I've been gone for a while and what do I come back to.
A roasting b/c I dropped the ""p-word."
Folks, I've been a fan since since I was 12 yrs old, in 1981. I've read just about everything there is written in English and published in America at some point, and I am well aware that the address 10 Cedarwood Lane/Drive was not from some Dickensian slum. (though today it's not in the great part of town, I can tell you that.)
I have to thank you for your pics though. I don't have a really large one of Bono's childhood home, and it'll make a nice addition to my collection!

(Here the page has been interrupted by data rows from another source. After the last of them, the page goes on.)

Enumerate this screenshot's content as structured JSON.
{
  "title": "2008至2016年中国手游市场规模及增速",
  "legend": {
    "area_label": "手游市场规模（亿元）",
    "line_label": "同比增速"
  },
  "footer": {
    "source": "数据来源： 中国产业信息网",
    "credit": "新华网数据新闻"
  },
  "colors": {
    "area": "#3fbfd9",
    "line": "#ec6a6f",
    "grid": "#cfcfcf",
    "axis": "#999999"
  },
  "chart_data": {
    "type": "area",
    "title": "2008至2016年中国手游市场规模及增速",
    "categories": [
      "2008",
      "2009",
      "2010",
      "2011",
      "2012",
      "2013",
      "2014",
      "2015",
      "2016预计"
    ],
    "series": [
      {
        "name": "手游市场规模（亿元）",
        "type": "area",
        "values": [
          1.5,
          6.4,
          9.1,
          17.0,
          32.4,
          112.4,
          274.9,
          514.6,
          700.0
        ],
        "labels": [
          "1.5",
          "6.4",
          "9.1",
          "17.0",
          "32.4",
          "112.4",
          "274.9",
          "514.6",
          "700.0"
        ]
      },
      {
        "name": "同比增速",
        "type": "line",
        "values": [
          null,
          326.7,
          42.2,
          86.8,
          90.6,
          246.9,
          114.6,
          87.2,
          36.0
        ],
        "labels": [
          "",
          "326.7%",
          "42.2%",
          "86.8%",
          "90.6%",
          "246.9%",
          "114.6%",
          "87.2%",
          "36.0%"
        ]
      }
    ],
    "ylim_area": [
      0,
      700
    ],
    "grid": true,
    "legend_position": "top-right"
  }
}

What I should have spelled out (like for little kids in kingergarten) is: They may have been middle class growing up, but in their early careerhood, yes, they WERE "poor". If you measure poverty level by personal income, and a lot of people do, I'd say in the early 80's they weren't in the middle class. On the first couple of tours they couldn't even afford a decent bottle of wine. They may have had travel expenses paid, been well fed, borrowed someone's house for a honeymoon, but touring in the early 80's...well. They may not have flopped in flea-infested cheap motels on tour, and they may have had nice little mini-homes after '84 or so, but I'd hardly have envied them....and by the time of The Joshua Tree, Oh My God!!!! After making an album that sold millions of copies, holy cow, Larry says he actually made 20,000 dollars, enough to buy a motorcycle! Hardly middle-class riches, compared to the money they were generating!

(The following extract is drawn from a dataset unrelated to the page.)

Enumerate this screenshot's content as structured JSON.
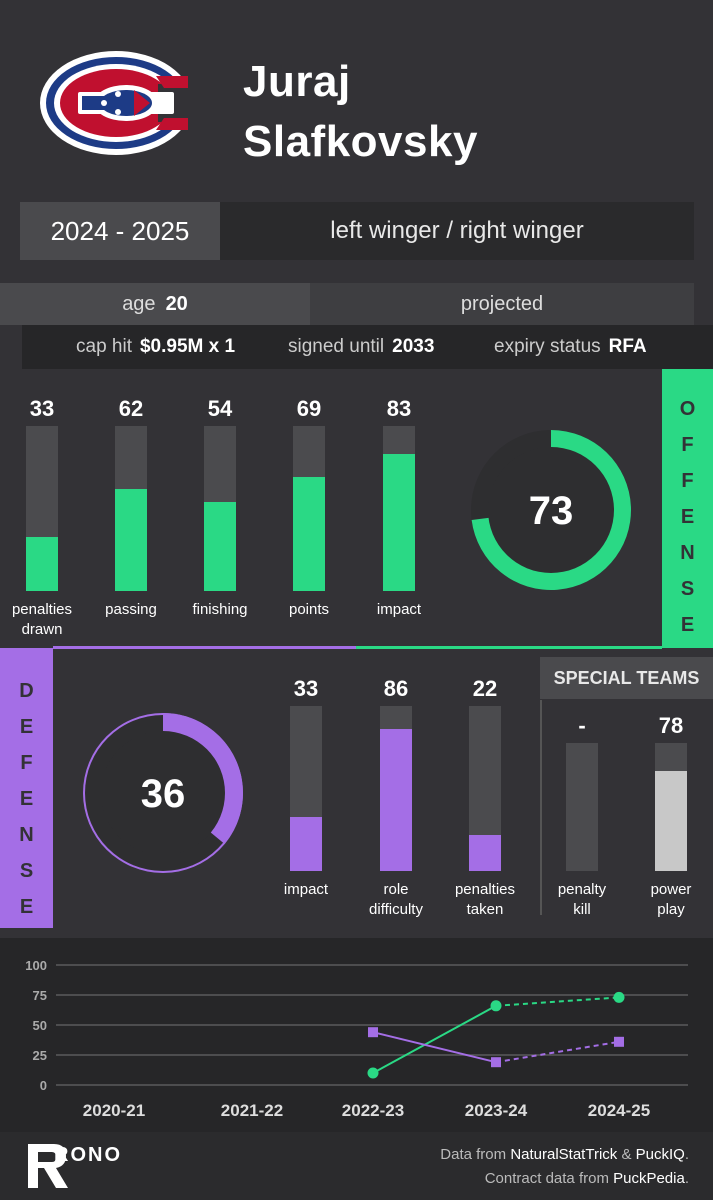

What I meant was, the Hewson kids' childhood is MUCH different from their parents. And it's the Hewsons I was thinking of when I posted that. The band has a clause that states that their copyright ownership etc is good until 75 yrs after the death of the last band member. So the kids are set for life, barring some great change.
That is MUCH different than your typical middle class upbringing. U2 in their early years DID have to struggle to get to the top. And it was a long, brutal 9-yr (IMO) uphill struggle, and the bottom could have fallen out at any time. So I can see them telling their kids that they might have been "poor" (of course we don't know this, it's none of our business, but it helps when your formerly "posh" home is now in the bad part of town, and you don't want to hang out there.)

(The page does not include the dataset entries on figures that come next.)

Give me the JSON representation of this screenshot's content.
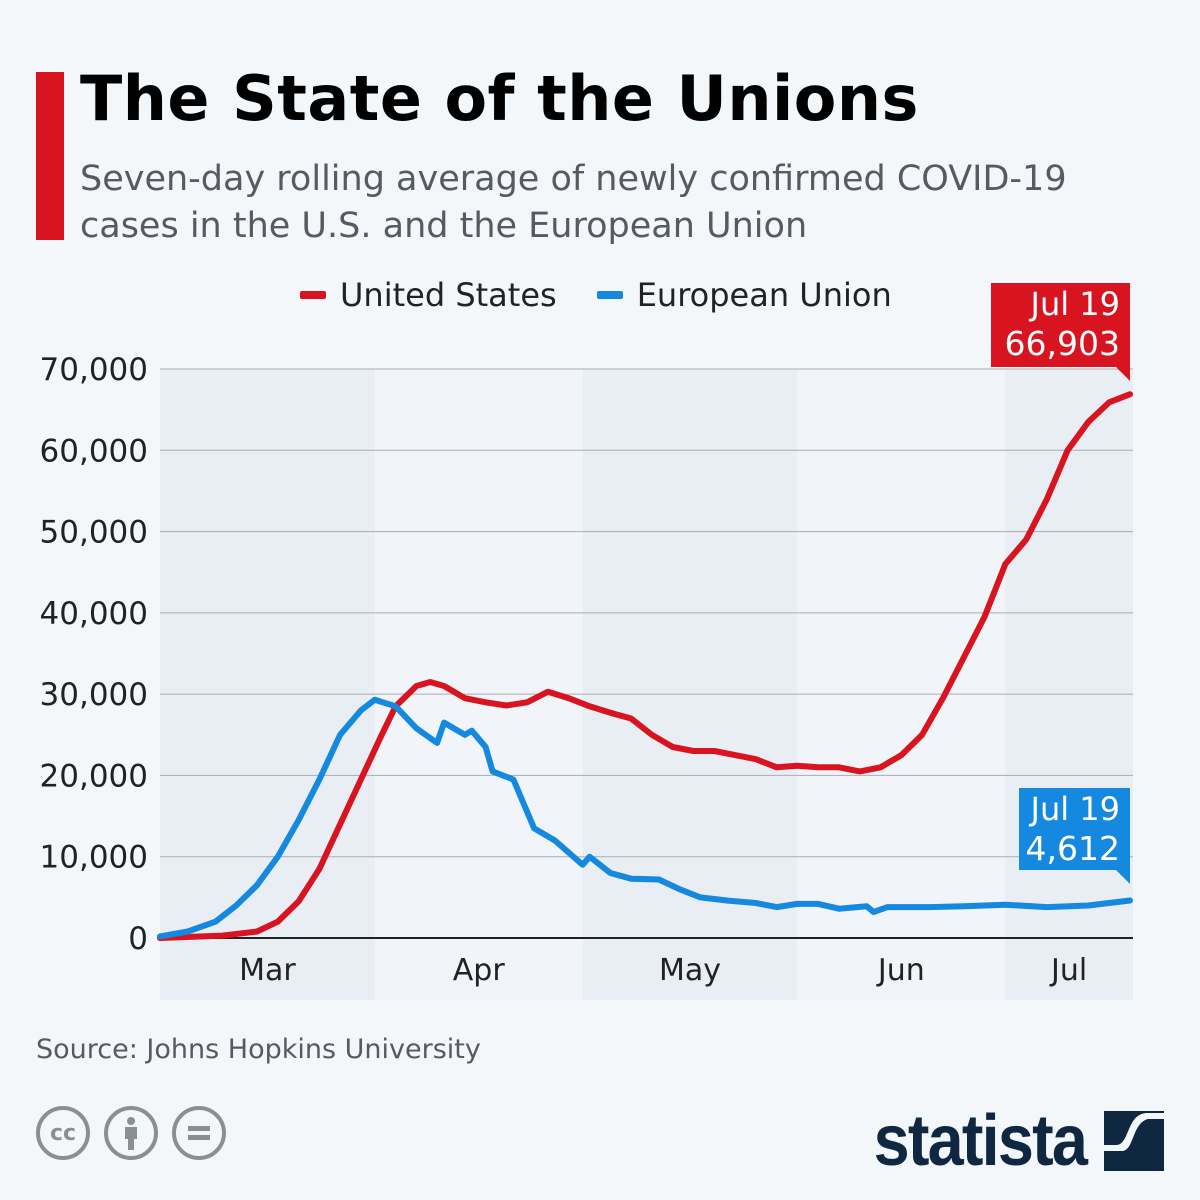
{
  "header": {
    "title": "The State of the Unions",
    "subtitle": "Seven-day rolling average of newly confirmed COVID-19 cases in the U.S. and the European Union"
  },
  "colors": {
    "accent": "#d7141f",
    "us": "#d7141f",
    "eu": "#1588e0",
    "logo": "#0f2740"
  },
  "chart_data": {
    "type": "line",
    "title": "The State of the Unions",
    "subtitle": "Seven-day rolling average of newly confirmed COVID-19 cases in the U.S. and the European Union",
    "ylim": [
      0,
      70000
    ],
    "yticks": [
      0,
      10000,
      20000,
      30000,
      40000,
      50000,
      60000,
      70000
    ],
    "ytick_labels": [
      "0",
      "10,000",
      "20,000",
      "30,000",
      "40,000",
      "50,000",
      "60,000",
      "70,000"
    ],
    "xlim": [
      "2020-03-01",
      "2020-07-19"
    ],
    "month_labels": [
      "Mar",
      "Apr",
      "May",
      "Jun",
      "Jul"
    ],
    "grid": true,
    "legend_position": "top",
    "series": [
      {
        "name": "United States",
        "color": "#d7141f",
        "points": [
          [
            "2020-03-01",
            0
          ],
          [
            "2020-03-10",
            300
          ],
          [
            "2020-03-15",
            800
          ],
          [
            "2020-03-18",
            2000
          ],
          [
            "2020-03-21",
            4500
          ],
          [
            "2020-03-24",
            8500
          ],
          [
            "2020-03-27",
            14000
          ],
          [
            "2020-03-30",
            19500
          ],
          [
            "2020-04-02",
            25000
          ],
          [
            "2020-04-04",
            28500
          ],
          [
            "2020-04-07",
            31000
          ],
          [
            "2020-04-09",
            31500
          ],
          [
            "2020-04-11",
            31000
          ],
          [
            "2020-04-14",
            29500
          ],
          [
            "2020-04-17",
            29000
          ],
          [
            "2020-04-20",
            28600
          ],
          [
            "2020-04-23",
            29000
          ],
          [
            "2020-04-26",
            30300
          ],
          [
            "2020-04-29",
            29500
          ],
          [
            "2020-05-02",
            28500
          ],
          [
            "2020-05-05",
            27700
          ],
          [
            "2020-05-08",
            27000
          ],
          [
            "2020-05-11",
            25000
          ],
          [
            "2020-05-14",
            23500
          ],
          [
            "2020-05-17",
            23000
          ],
          [
            "2020-05-20",
            23000
          ],
          [
            "2020-05-23",
            22500
          ],
          [
            "2020-05-26",
            22000
          ],
          [
            "2020-05-29",
            21000
          ],
          [
            "2020-06-01",
            21200
          ],
          [
            "2020-06-04",
            21000
          ],
          [
            "2020-06-07",
            21000
          ],
          [
            "2020-06-10",
            20500
          ],
          [
            "2020-06-13",
            21000
          ],
          [
            "2020-06-16",
            22500
          ],
          [
            "2020-06-19",
            25000
          ],
          [
            "2020-06-22",
            29500
          ],
          [
            "2020-06-25",
            34500
          ],
          [
            "2020-06-28",
            39500
          ],
          [
            "2020-07-01",
            46000
          ],
          [
            "2020-07-04",
            49000
          ],
          [
            "2020-07-07",
            54000
          ],
          [
            "2020-07-10",
            60000
          ],
          [
            "2020-07-13",
            63500
          ],
          [
            "2020-07-16",
            65900
          ],
          [
            "2020-07-19",
            66903
          ]
        ]
      },
      {
        "name": "European Union",
        "color": "#1588e0",
        "points": [
          [
            "2020-03-01",
            200
          ],
          [
            "2020-03-05",
            800
          ],
          [
            "2020-03-09",
            2000
          ],
          [
            "2020-03-12",
            4000
          ],
          [
            "2020-03-15",
            6500
          ],
          [
            "2020-03-18",
            10000
          ],
          [
            "2020-03-21",
            14500
          ],
          [
            "2020-03-24",
            19500
          ],
          [
            "2020-03-27",
            25000
          ],
          [
            "2020-03-30",
            28000
          ],
          [
            "2020-04-01",
            29300
          ],
          [
            "2020-04-04",
            28500
          ],
          [
            "2020-04-07",
            25800
          ],
          [
            "2020-04-10",
            24000
          ],
          [
            "2020-04-11",
            26500
          ],
          [
            "2020-04-14",
            25000
          ],
          [
            "2020-04-15",
            25500
          ],
          [
            "2020-04-17",
            23500
          ],
          [
            "2020-04-18",
            20500
          ],
          [
            "2020-04-21",
            19500
          ],
          [
            "2020-04-24",
            13500
          ],
          [
            "2020-04-27",
            12000
          ],
          [
            "2020-05-01",
            9000
          ],
          [
            "2020-05-02",
            10000
          ],
          [
            "2020-05-05",
            8000
          ],
          [
            "2020-05-08",
            7300
          ],
          [
            "2020-05-12",
            7200
          ],
          [
            "2020-05-15",
            6000
          ],
          [
            "2020-05-18",
            5000
          ],
          [
            "2020-05-22",
            4600
          ],
          [
            "2020-05-26",
            4300
          ],
          [
            "2020-05-29",
            3800
          ],
          [
            "2020-06-01",
            4200
          ],
          [
            "2020-06-04",
            4200
          ],
          [
            "2020-06-07",
            3600
          ],
          [
            "2020-06-11",
            3900
          ],
          [
            "2020-06-12",
            3200
          ],
          [
            "2020-06-14",
            3800
          ],
          [
            "2020-06-20",
            3800
          ],
          [
            "2020-06-25",
            3900
          ],
          [
            "2020-07-01",
            4100
          ],
          [
            "2020-07-07",
            3800
          ],
          [
            "2020-07-13",
            4000
          ],
          [
            "2020-07-19",
            4612
          ]
        ]
      }
    ],
    "annotations": [
      {
        "series": "United States",
        "date_label": "Jul 19",
        "value_label": "66,903"
      },
      {
        "series": "European Union",
        "date_label": "Jul 19",
        "value_label": "4,612"
      }
    ]
  },
  "footer": {
    "source": "Source: Johns Hopkins University",
    "license_icons": [
      "cc-icon",
      "attribution-icon",
      "no-derivatives-icon"
    ],
    "logo_text": "statista"
  }
}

If Bono wanted to re-write history for his kids, history has helped in a big way. All he'd have to do is take his kids and show them Ballymun to make them motivated to do something with their lives that counts. I imagine that that "hard-working middle-class" ethic is still ingrained in him...and how his kids would think their parents were "poor." It's all relative.
As for re-writing history...Bruce was very good at spinning a "working class" myth as well...it wasn't only Jon Landau that did it.